OTHERS WHO DID NOT CARE MUCH FOR POLICING THE POLICE
Red meat* law and order Conservatives love the police. They believe they represent the very thin blue line that separates all of the true and honest of any society – namely, them - from the chaos created by the bad guy. Bad guys, they believe, are either born that way or coddled into being that way by liberals. That is their view of the relationship between society and the law.
They also believe that bad guys abound in society and everyone is at risk all of the time. Therefore they stand for unfettered police and state prosecution powers (unless it affects them, such as what happened to Conrad Black, who screamed blue murder when U.S. authorities threw the book at him for his crimes).
As far as punishment is concerned, red meat Conservatives have little time for the principle of rehabilitation but plenty of time for deterrence.

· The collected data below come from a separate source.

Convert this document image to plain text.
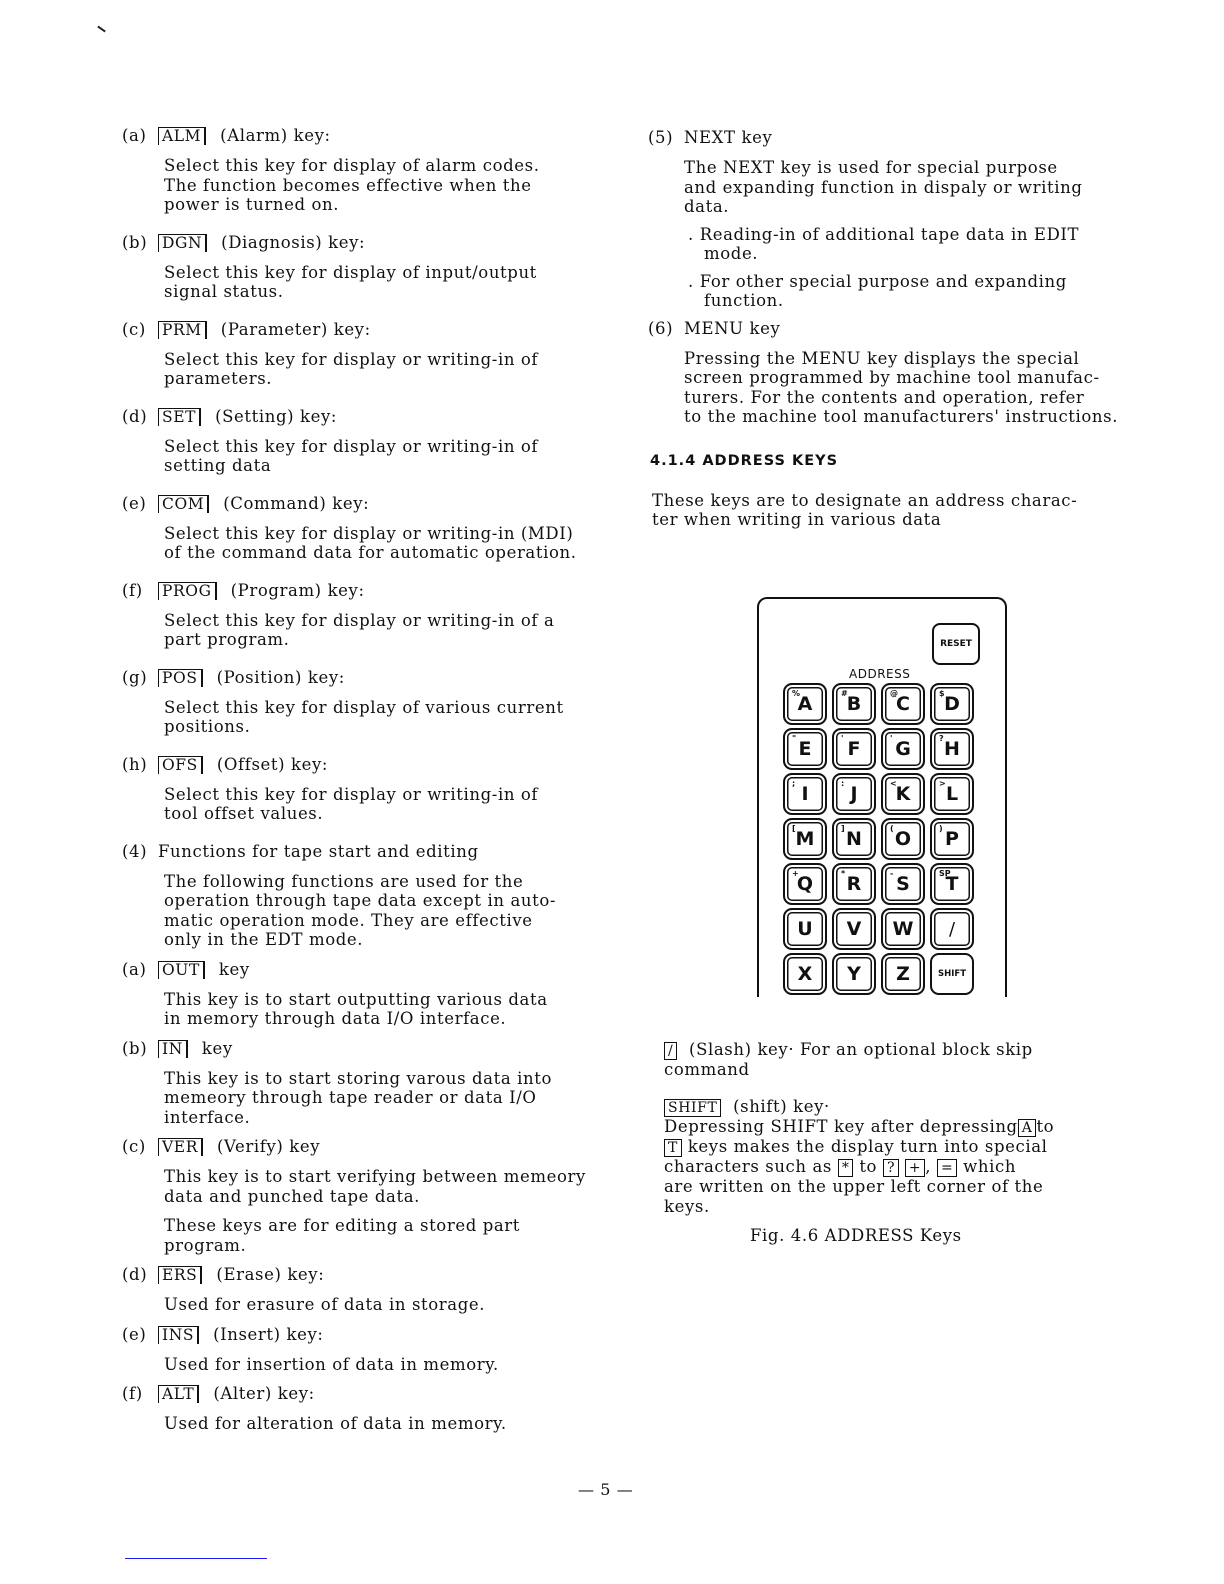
(a) ALM	(Alarm) key:
Select this key for display of alarm codes.
The function becomes effective when the
power is turned on.
(b) DGN	(Diagnosis) key:
Select this key for display of input/output
signal status.
(c)	PRM	(Parameter) key:
Select this key for display or writing-in of
parameters.
(d) SET	(Setting) key:
Select this key for display or writing-in of
setting data
(e)	COM	(Command) key:
Select this key for display or writing-in (MDI)
of the command data for automatic operation.
(f)	PROG	(Program) key:
Select this key for display or writing-in of a
part program.
(g) POS	(Position) key:
Select this key for display of various current
positions.
(h) OFS	(Offset) key:
Select this key for display or writing-in of
tool offset values.
(4) Functions for tape start and editing
The following functions are used for the
operation through tape data except in auto-
matic operation mode. They are effective
only in the EDT mode.
(a) OUT	key
This key is to start outputting various data
in memory through data I/O interface.
(b) IN	key
This key is to start storing varous data into
memeory through tape reader or data I/O
interface.
(c)	VER	(Verify) key
This key is to start verifying between memeory
data and punched tape data.
These keys are for editing a stored part
program.
(d) ERS	(Erase) key:
Used for erasure of data in storage.
(e)	INS	(Insert) key:
Used for insertion of data in memory.
(f)	ALT	(Alter) key:
Used for alteration of data in memory.
(5) NEXT key
The NEXT key is used for special purpose
and expanding function in dispaly or writing
data.
. Reading-in of additional tape data in EDIT
mode.
. For other special purpose and expanding
function.
(6) MENU key
Pressing the MENU key displays the special
screen programmed by machine tool manufac-
turers. For the contents and operation, refer
to the machine tool manufacturers' instructions.
4.1.4 ADDRESS KEYS
These keys are to designate an address charac-
ter when writing in various data
RESET
ADDRESS
%
A	# B	@
C	$ D
" E	' F	' G	? H
; I	: J	<
K	> L
[ M	] N	( O	) P
+
Q	* R	- S	SP
T
U V W /
X Y Z	SHIFT
/ (Slash) key· For an optional block skip
command
SHIFT (shift) key·
Depressing SHIFT key after depressing A to
T keys makes the display turn into special
characters such as * to ? + , = which
are written on the upper left corner of the
keys.
Fig. 4.6 ADDRESS Keys
— 5 —
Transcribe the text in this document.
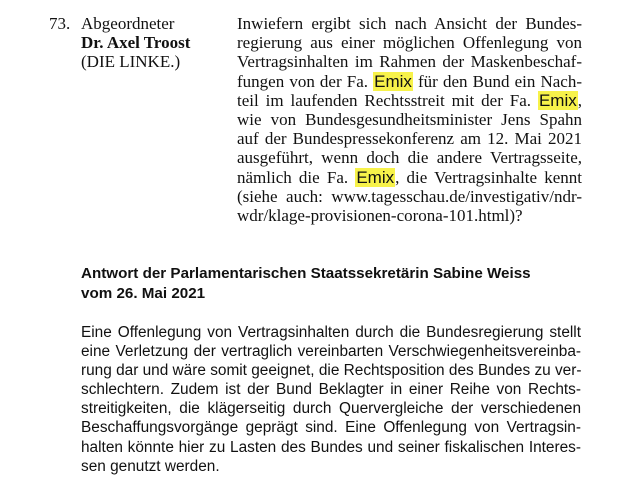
73. Abgeordneter
Dr. Axel Troost
(DIE LINKE.)
Inwiefern ergibt sich nach Ansicht der Bundes-
regierung aus einer möglichen Offenlegung von
Vertragsinhalten im Rahmen der Maskenbeschaf-
fungen von der Fa. Emix für den Bund ein Nach-
teil im laufenden Rechtsstreit mit der Fa. Emix,
wie von Bundesgesundheitsminister Jens Spahn
auf der Bundespressekonferenz am 12. Mai 2021
ausgeführt, wenn doch die andere Vertragsseite,
nämlich die Fa. Emix, die Vertragsinhalte kennt
(siehe auch: www.tagesschau.de/investigativ/ndr-
wdr/klage-provisionen-corona-101.html)?
Antwort der Parlamentarischen Staatssekretärin Sabine Weiss
vom 26. Mai 2021
Eine Offenlegung von Vertragsinhalten durch die Bundesregierung stellt
eine Verletzung der vertraglich vereinbarten Verschwiegenheitsvereinba-
rung dar und wäre somit geeignet, die Rechtsposition des Bundes zu ver-
schlechtern. Zudem ist der Bund Beklagter in einer Reihe von Rechts-
streitigkeiten, die klägerseitig durch Quervergleiche der verschiedenen
Beschaffungsvorgänge geprägt sind. Eine Offenlegung von Vertragsin-
halten könnte hier zu Lasten des Bundes und seiner fiskalischen Interes-
sen genutzt werden.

The mercifully retired ex-cop Calgary MP Art Hangar was typical of that crowd. He once went to Singapore to see first hand the wondrous positive effects of flogging in its penal system. Another time he took the time to go to Texas and argue that Governor George W. Bush should put to death a former Alberta resident and Canadian citizen who was on death row there after being convicted of murder. He did this at the same time as the government of Canada was petitioning that his life be spared. Of course Bush made sure that the guy was executed.
Conservatives also believe that whatever cops want they should get. Thus, they give police all of the bells and whistles they ask for – shotguns, assault rifles, machine guns, hollow point bullets, robots, cannon-armed helicopters, pepper spray, tasers, and cell phones to complement the milder tools of their trade such as automatic pistols, handcuffs, billy clubs, and fast cars equipped with the latest of computer technology. Oh, yes, Conservatives also make sure there are generous budgets to buy all of the stuff. Because after all, it’s a jungle out there and these brave men and women are the thin blue line that protects us from all of that savagery.
Stephen Harper is a red meat Conservative who seems to have a dark view of human nature. He also appears to believe all of the stuff about the mean streets of Canada. And whether he believes it or not, he knows that it is good politics to be perceived to believe it. For years now, Canadian society has been bamboozled by local television news and the tabloid print media into believing that it really is a jungle out there, and that crime and mayhem are rampant, with large numbers of innocent people victimized daily by rapists, robbers, murderers, arsonists, drug-dealers and other low-lifes. Conservatives like Harper love to hear that stuff and they play it politically for all it’s worth.
Arming police to the teeth with the latest and most effective of fire power in what is largely a very peaceful society is bad enough. However, Harper’s most recent tactic of moving to abolish meaningful public oversight of oppressive police actions and behavior goes too far. That is just what he's done with his most recent bonehead move of appointing Toronto wills and estates lawyer Ian McPhail to head the Commission for Public Complaints against the RCMP. McPhail’s credentials for the job are that he is an estates lawyer and a Conservative Party apparatchik. Some people might call him a political hack. He admits that he has no experience or background for the job, policing, criminal law, or federal oversight agencies. Read: http://v1.theglobeandmail.com/servlet/story/LAC.20100126.BCMASON26ART2226/TPStory//
Harper has appointed McPhail to preside over an administration of 90 public servants whose job it is to investigate public complaints against members of the RCMP for incidents such as excessive use of force, officers exceeding authority, and other deviant or criminal behaviour as it affects the public. They investigate incidents of the unnecessary use of tasers for example, or assaults that cause bodily harm.
The job of policing the police is a tough one that requires tough people because the thin blue line culture in Canada has allowed police institutions to establish their own stonewall culture as a defence against public scrutiny. For years now the RCMP complaints commission has been hamstrung in carrying out its duties by an RCMP administration that believes that it is none of the public’s damn business what their men do on the street, because it’s a jungle out there, and they protect people from the bad guys, and . . . yada, yada, yada. All of which Conservatives swallow hook, line and sinker, with Harper chief among them.
McPhail defends his appointment saying that having no police background is unimportant because he is merely a chairman, and that his main qualification is to understand how an administrative agency works. He prides himself in being ‘collegial.’ That kind of feeble weak-kneed statement is music to the ears of the stonewallers. It telegraphs to the RCMP they need not worry about their excesses because the commission is now led by some namby-pamby without the gonads to get tough with errant cops.
McPhail is replacing political independent Paul Kennedy as commission chair. Kennedy had 35 years of experience in federal security agencies before he took the job in 2005. His job performance was characterized by dogged diligence and tough reports while he tried to get to the bottom of what he was charged to investigate.
Harper has now come to the rescue of the thin blue line.
His decision reflects an approach that if left unchecked leads to a police state. Dictators like tough cops. It keeps the people in line. Franco, Stalin, and Hitler in Germany liked their cops tough and unimpeded.
It can be good politics to be sure. But it is not very good for the country.
*Dictionary definition of “throw red meat”
throw red meatv. to appease, satisfy, rally, or excite one’s (political) supporters.